Targeted RNA sequencing reveals the deep complexity of the human transcriptome

Abstract
Rare transcripts remain enigmatic in part because they are difficult to detect robustly on a large scale. Mercer et al. show that targeted RNA sequencing after array capture can reach saturating depth at the targeted loci and reveal unprecedented levels of rare noncoding transcripts and previously unrecognized spliced variants from important loci such as p53 and HOX. Transcriptomic analyses have revealed an unexpected complexity to the human transcriptome, whose breadth and depth exceeds current RNA sequencing capability1,2,3,4. Using tiling arrays to target and sequence select portions of the transcriptome, we identify and characterize unannotated transcripts whose rare or transient expression is below the detection limits of conventional sequencing approaches.
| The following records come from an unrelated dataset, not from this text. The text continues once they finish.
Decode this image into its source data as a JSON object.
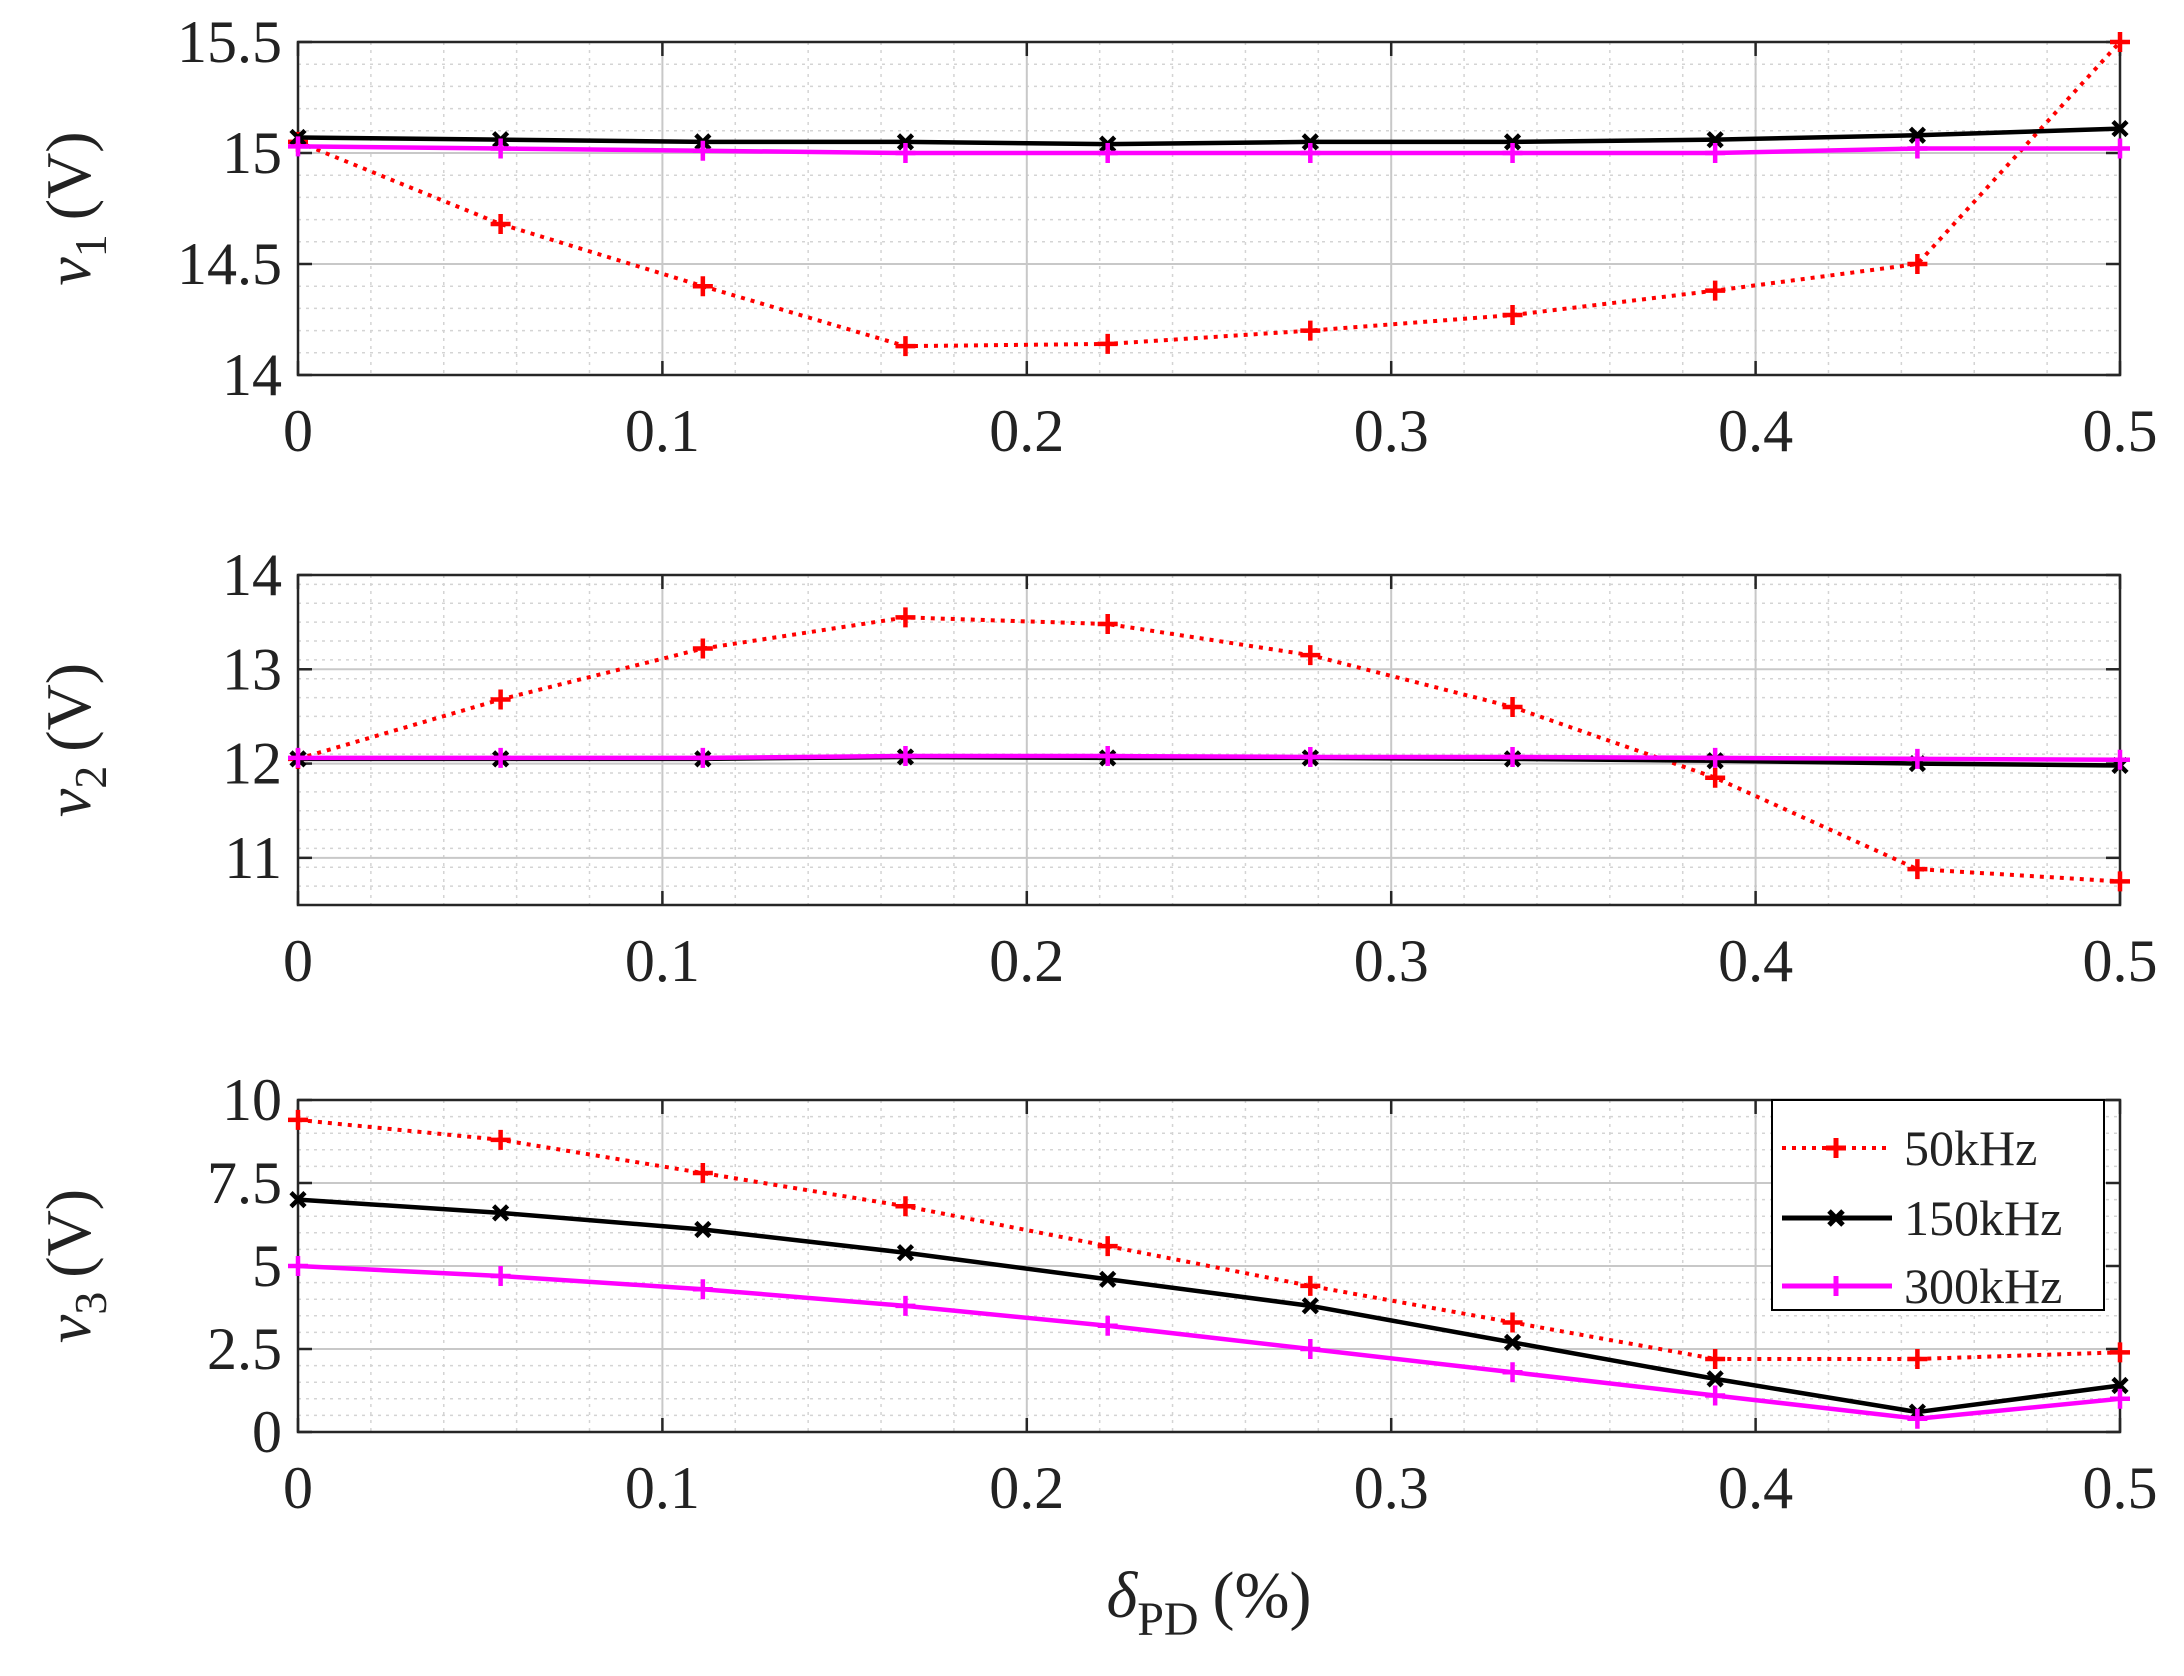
{
  "chart_data": [
    {
      "type": "line",
      "ylabel_var": "v",
      "ylabel_sub": "1",
      "ylabel_unit": "(V)",
      "xlim": [
        0,
        0.5
      ],
      "ylim": [
        14,
        15.5
      ],
      "xticks": [
        "0",
        "0.1",
        "0.2",
        "0.3",
        "0.4",
        "0.5"
      ],
      "yticks": [
        "14",
        "14.5",
        "15",
        "15.5"
      ],
      "ytick_values": [
        14,
        14.5,
        15,
        15.5
      ],
      "grid": true,
      "x": [
        0,
        0.0556,
        0.1111,
        0.1667,
        0.2222,
        0.2778,
        0.3333,
        0.3889,
        0.4444,
        0.5
      ],
      "series": [
        {
          "name": "50kHz",
          "values": [
            15.05,
            14.68,
            14.4,
            14.13,
            14.14,
            14.2,
            14.27,
            14.38,
            14.5,
            15.5
          ]
        },
        {
          "name": "150kHz",
          "values": [
            15.07,
            15.06,
            15.05,
            15.05,
            15.04,
            15.05,
            15.05,
            15.06,
            15.08,
            15.11
          ]
        },
        {
          "name": "300kHz",
          "values": [
            15.03,
            15.02,
            15.01,
            15.0,
            15.0,
            15.0,
            15.0,
            15.0,
            15.02,
            15.02
          ]
        }
      ]
    },
    {
      "type": "line",
      "ylabel_var": "v",
      "ylabel_sub": "2",
      "ylabel_unit": "(V)",
      "xlim": [
        0,
        0.5
      ],
      "ylim": [
        10.5,
        14
      ],
      "xticks": [
        "0",
        "0.1",
        "0.2",
        "0.3",
        "0.4",
        "0.5"
      ],
      "yticks": [
        "11",
        "12",
        "13",
        "14"
      ],
      "ytick_values": [
        11,
        12,
        13,
        14
      ],
      "grid": true,
      "x": [
        0,
        0.0556,
        0.1111,
        0.1667,
        0.2222,
        0.2778,
        0.3333,
        0.3889,
        0.4444,
        0.5
      ],
      "series": [
        {
          "name": "50kHz",
          "values": [
            12.05,
            12.68,
            13.22,
            13.55,
            13.48,
            13.15,
            12.6,
            11.85,
            10.88,
            10.75
          ]
        },
        {
          "name": "150kHz",
          "values": [
            12.05,
            12.05,
            12.05,
            12.07,
            12.06,
            12.06,
            12.05,
            12.03,
            12.0,
            11.98
          ]
        },
        {
          "name": "300kHz",
          "values": [
            12.06,
            12.06,
            12.06,
            12.08,
            12.08,
            12.07,
            12.07,
            12.06,
            12.05,
            12.04
          ]
        }
      ]
    },
    {
      "type": "line",
      "ylabel_var": "v",
      "ylabel_sub": "3",
      "ylabel_unit": "(V)",
      "xlabel_var": "δ",
      "xlabel_sub": "PD",
      "xlabel_unit": "(%)",
      "xlim": [
        0,
        0.5
      ],
      "ylim": [
        0,
        10
      ],
      "xticks": [
        "0",
        "0.1",
        "0.2",
        "0.3",
        "0.4",
        "0.5"
      ],
      "yticks": [
        "0",
        "2.5",
        "5",
        "7.5",
        "10"
      ],
      "ytick_values": [
        0,
        2.5,
        5,
        7.5,
        10
      ],
      "grid": true,
      "legend": "top-right",
      "x": [
        0,
        0.0556,
        0.1111,
        0.1667,
        0.2222,
        0.2778,
        0.3333,
        0.3889,
        0.4444,
        0.5
      ],
      "series": [
        {
          "name": "50kHz",
          "values": [
            9.4,
            8.8,
            7.8,
            6.8,
            5.6,
            4.4,
            3.3,
            2.2,
            2.2,
            2.4
          ]
        },
        {
          "name": "150kHz",
          "values": [
            7.0,
            6.6,
            6.1,
            5.4,
            4.6,
            3.8,
            2.7,
            1.6,
            0.6,
            1.4
          ]
        },
        {
          "name": "300kHz",
          "values": [
            5.0,
            4.7,
            4.3,
            3.8,
            3.2,
            2.5,
            1.8,
            1.1,
            0.4,
            1.0
          ]
        }
      ]
    }
  ],
  "series_styles": {
    "50kHz": {
      "color": "#ff0000",
      "marker": "plus",
      "dash": "dotted"
    },
    "150kHz": {
      "color": "#000000",
      "marker": "cross",
      "dash": "solid"
    },
    "300kHz": {
      "color": "#ff00ff",
      "marker": "plus",
      "dash": "solid"
    }
  },
  "legend_entries": [
    "50kHz",
    "150kHz",
    "300kHz"
  ]
}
We use the unprecedented depth of coverage afforded by this technique to reach the deepest limits of the human transcriptome, exposing widespread, regulated and remarkably complex noncoding transcription in intergenic regions, as well as unannotated exons and splicing patterns in even intensively studied protein-coding loci such as p53 and HOX. The data also show that intermittent sequenced reads observed in conventional RNA sequencing data sets, previously dismissed as noise, are in fact indicative of unassembled rare transcripts. Collectively, these results reveal the range, depth and complexity of a human transcriptome that is far from fully characterized.